Scientific classification
- Kingdom: Animalia
- Phylum: Chordata
- Class: Actinopterygii
- Division: Teleostei
- Order: Blenniiformes
- Family: Tripterygiidae
- Genus: Enneapterygius
- Species: E. atrogulare
- Binomial name: Enneapterygius atrogulare (Günther, 1873)
- Synonyms: Tripterygium atrogulare Günther, 1873

= Enneapterygius atrogulare =

- Authority: (Günther, 1873)
- Conservation status: LC
- Synonyms: Tripterygium atrogulare Günther, 1873

Species of fish

Enneapterygius atrogulare is a species of triplefin blenny in the genus Enneapterygius.

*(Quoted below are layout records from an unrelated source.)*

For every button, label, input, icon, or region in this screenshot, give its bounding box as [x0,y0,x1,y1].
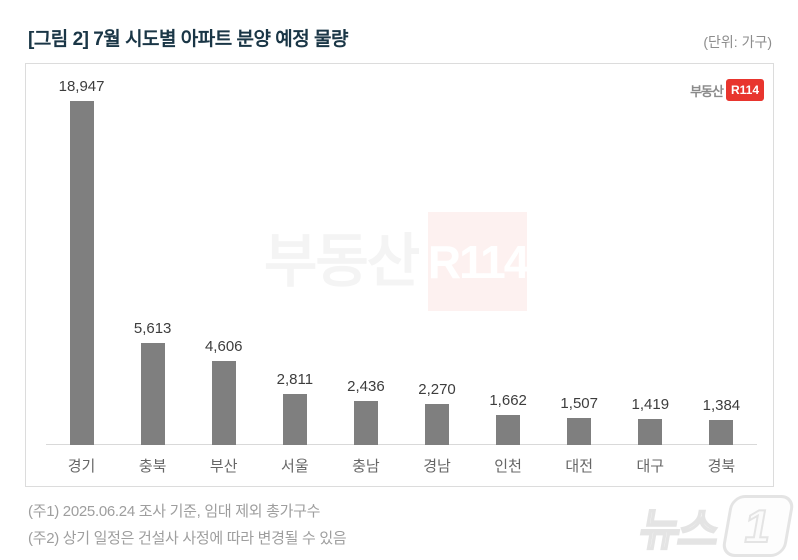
category-label: 경남 [423,458,451,475]
bar [69,101,94,445]
category-label: 경기 [67,458,96,475]
bar-column-서울: 2,811 서울 [259,64,330,486]
bar-value-label: 2,270 [418,381,456,398]
news1-watermark: 뉴스 1 [635,494,796,558]
brand-logo: 부동산 R114 [690,79,764,101]
category-label: 서울 [281,458,309,475]
bar-value-label: 1,507 [560,395,598,412]
category-label: 충남 [352,458,380,475]
category-label: 대구 [636,458,665,475]
category-label: 부산 [209,458,238,475]
bar-value-label: 1,419 [631,396,670,413]
bar-column-대구: 1,419 대구 [615,64,686,486]
bar-value-label: 1,384 [702,397,741,414]
bar-value-label: 1,662 [489,392,527,409]
bar-column-충남: 2,436 충남 [330,64,401,486]
bar-column-대전: 1,507 대전 [544,64,615,486]
news1-watermark-text: 뉴스 [635,505,723,556]
bar-column-인천: 1,662 인천 [473,64,544,486]
footnote-1: (주1) 2025.06.24 조사 기준, 임대 제외 총가구수 [28,503,321,520]
category-label: 대전 [565,458,594,475]
brand-logo-text: 부동산 [690,83,724,99]
bar [496,415,521,445]
bar-column-경북: 1,384 경북 [686,64,757,486]
bar-chart-plot: 18,947 경기 5,613 충북 4,606 부산 2,811 서울 2,436 충남 2,27… [46,64,757,486]
bar [425,404,450,445]
bar-value-label: 5,613 [133,320,172,337]
category-label: 경북 [707,458,736,475]
bar-chart: 부동산 R114 부동산 R114 18,947 경기 5,613 충북 4,606 부산… [25,63,774,487]
bar-column-부산: 4,606 부산 [188,64,259,486]
bar-column-충북: 5,613 충북 [117,64,188,486]
bar-value-label: 2,436 [347,378,385,395]
bar-column-경남: 2,270 경남 [401,64,472,486]
bar-value-label: 18,947 [58,78,105,95]
bar-value-label: 2,811 [276,371,314,388]
brand-logo-r114-badge: R114 [725,79,764,101]
bar [211,361,236,445]
unit-label: (단위: 가구) [703,34,772,50]
category-label: 충북 [138,458,167,475]
bar [140,343,165,445]
bar [353,401,378,445]
bar [567,418,592,445]
page-title: [그림 2] 7월 시도별 아파트 분양 예정 물량 [28,29,348,50]
x-axis-line [46,444,757,445]
bar-value-label: 4,606 [204,338,243,355]
category-label: 인천 [494,458,522,475]
bar [282,394,307,445]
bar-column-경기: 18,947 경기 [46,64,117,486]
bar [709,420,734,445]
bar [638,419,663,445]
news1-watermark-one: 1 [720,495,796,557]
footnote-2: (주2) 상기 일정은 건설사 사정에 따라 변경될 수 있음 [28,530,347,547]
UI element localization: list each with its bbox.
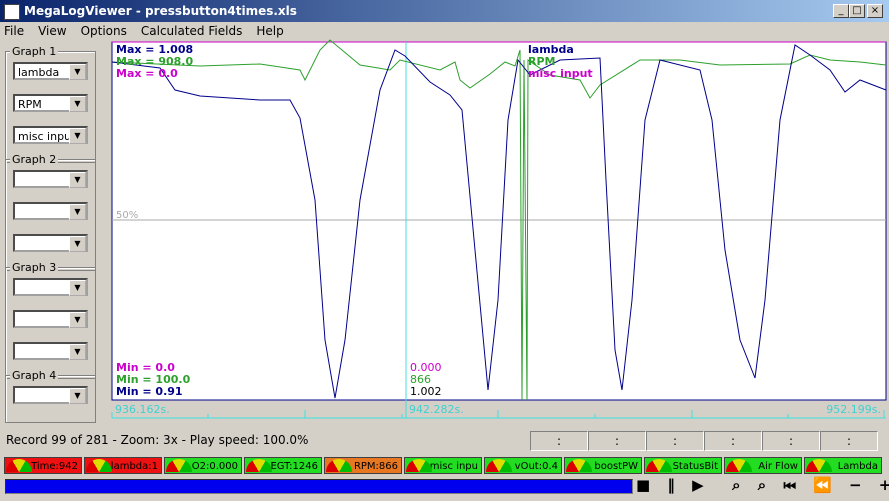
plot-area bbox=[111, 41, 887, 401]
menu-item[interactable]: Calculated Fields bbox=[140, 24, 243, 38]
legend-entry: RPM bbox=[528, 55, 556, 68]
time-box: : bbox=[762, 431, 820, 451]
gauge-icon bbox=[246, 459, 272, 472]
channel-combo[interactable] bbox=[13, 234, 88, 252]
minimize-button[interactable]: _ bbox=[833, 4, 849, 18]
menu-item[interactable]: Options bbox=[80, 24, 127, 38]
lambda-trace bbox=[111, 44, 887, 399]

Although it is known as the blackthroat triplefin in the United Kingdom, it is also known as the ring-scale triplefin, black triplefin, eastern white-barred threefin, ringed triplefin, eastern Australian blackhead triplefin or the saddled triplefin in Australia. It is a subtropical, non-migratory blenny found in coral reefs in the western Pacific Ocean, around Australia and Tonga. Blackthroat triplefins swim at a depth range of 0–5 metres, and both juveniles and adults feed primarily on benthic algae, weeds, and invertebrates. Male E. atrogulare can reach a maximum length of 5 centimetres.